3. Demais. – Todo o que obedece a Deus conforma a sua vontade com a de Deus, mesmo quanto ao que quer. Ora, não estamos obrigados a conformar a nossa vontade, em tudo quanto ela quer, com a vontade divina, como se estabeleceu.

Mas, em contrário, a Escritura: Faremos tudo o que o Senhor disse e lhe seremos obedientes.

SOLUÇÃO. – Como dissemos, quem obedece é movido pelo império daquele a quem obedece, assim como as coisas naturais são movidas pelos seus motores. Ora, sendo Deus o motor primeiro de todas as coisas naturalmente movidas, é também o motor primeiro de todas as vontades, como do sobredito se colhe. Por onde, assim como todos os seres naturais estão necessariamente sujeitos à moção divina, assim também, por uma certa necessidade de justiça, todas as vontades estão obrigadas a obedecer ao império divino.

DONDE A RESPOSTA À PRIMEIRA OBJEÇÃO. – O senhor mandou os cegos ocultarem o milagre, não com a intenção de os obrigar por virtude de um preceito divino, mas, como diz Gregório, deu o exemplo aos seus discípulos futuros para procurarem ocultar as suas virtudes; e que contudo, mesmo contra a vontade, as revelassem quando outros devessem daí tirar proveito.

RESPOSTA À SEGUNDA. – Embora Deus nada faça contra a natureza, porque, no dizer de uma glosa a um lugar do apóstolo, a natureza de uma coisa se revela pelo que Deus nela opera, contudo, age às vezes contra o curso habitual da natureza.
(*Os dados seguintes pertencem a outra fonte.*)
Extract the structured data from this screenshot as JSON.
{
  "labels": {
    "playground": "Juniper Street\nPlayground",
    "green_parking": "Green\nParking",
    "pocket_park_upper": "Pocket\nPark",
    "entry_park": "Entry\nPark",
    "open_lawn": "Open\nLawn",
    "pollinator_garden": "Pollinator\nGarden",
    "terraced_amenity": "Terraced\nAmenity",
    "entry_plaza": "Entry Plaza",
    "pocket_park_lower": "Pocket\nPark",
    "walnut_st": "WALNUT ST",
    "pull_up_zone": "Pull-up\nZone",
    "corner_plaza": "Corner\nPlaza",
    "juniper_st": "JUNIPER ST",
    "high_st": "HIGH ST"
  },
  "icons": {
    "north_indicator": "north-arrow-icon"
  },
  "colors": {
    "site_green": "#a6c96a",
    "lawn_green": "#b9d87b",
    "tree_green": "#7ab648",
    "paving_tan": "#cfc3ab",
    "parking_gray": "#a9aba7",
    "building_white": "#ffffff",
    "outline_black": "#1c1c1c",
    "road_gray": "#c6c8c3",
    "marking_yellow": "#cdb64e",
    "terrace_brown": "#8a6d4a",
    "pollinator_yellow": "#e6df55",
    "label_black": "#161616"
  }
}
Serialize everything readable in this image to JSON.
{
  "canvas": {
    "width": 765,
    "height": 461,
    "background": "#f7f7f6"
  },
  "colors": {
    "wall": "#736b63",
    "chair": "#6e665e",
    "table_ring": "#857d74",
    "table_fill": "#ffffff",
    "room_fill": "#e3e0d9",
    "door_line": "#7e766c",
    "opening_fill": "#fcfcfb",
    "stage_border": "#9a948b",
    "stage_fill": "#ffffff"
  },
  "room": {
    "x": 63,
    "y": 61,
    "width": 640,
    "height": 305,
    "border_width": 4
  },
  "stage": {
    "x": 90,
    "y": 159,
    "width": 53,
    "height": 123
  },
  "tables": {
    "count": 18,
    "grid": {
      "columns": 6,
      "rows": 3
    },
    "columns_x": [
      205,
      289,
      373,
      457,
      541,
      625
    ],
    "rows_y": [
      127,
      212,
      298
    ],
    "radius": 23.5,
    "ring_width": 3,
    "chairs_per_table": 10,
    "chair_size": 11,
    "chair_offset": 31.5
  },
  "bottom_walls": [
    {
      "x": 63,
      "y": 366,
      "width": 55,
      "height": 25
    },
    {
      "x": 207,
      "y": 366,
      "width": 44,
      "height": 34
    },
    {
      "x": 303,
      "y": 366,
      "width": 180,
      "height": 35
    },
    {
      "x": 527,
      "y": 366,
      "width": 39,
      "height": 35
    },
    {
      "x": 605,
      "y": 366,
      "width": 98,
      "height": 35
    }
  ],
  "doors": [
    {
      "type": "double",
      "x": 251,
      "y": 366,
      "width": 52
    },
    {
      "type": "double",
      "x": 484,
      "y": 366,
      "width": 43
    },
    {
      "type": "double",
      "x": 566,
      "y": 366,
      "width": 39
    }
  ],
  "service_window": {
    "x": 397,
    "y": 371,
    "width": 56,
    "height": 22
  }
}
Assim também, Deus nada pode mandar de contrário à virtude, pois a virtude e a retidão da vontade humana consiste principalmente em conformar–se com a vontade de Deus e obedecer–lhe ao império, embora este contrarie as vias habituais da virtude. – Por onde, a esta luz, a ordem dada a Abraão de matar o filho inocente, não colidiu com a justiça; porque Deus é o autor da: morte e da vida. ­ Também não foi contra a justiça o ter mandado aos Judeus, se apoderarem dos bens dos Egípcios, porque é dono de tudo e o dá a quem quiser. Do mesmo modo, não contrariou à castidade a ordem dada a Oseas de desposar uma mulher adúltera; porque Deus mesmo é o ordenador da geração humana, e o modo devido de o homem usar da mulher é o que Deus instituiu. – Por onde é claro que essas pessoas referidas não pecam, nem obedecendo a Deus e nem querendo obedecer.

RESPOSTA À TERCEIRA. – Embora o homem nem sempre esteja obrigado a querer o que Deus quer, contudo, é sempre obrigado a querer o que Deus quer que ele queira. E isto o homem o conhece mediante o preceito divino. Logo, está obrigado a obedecer em tudo aos preceitos divinos.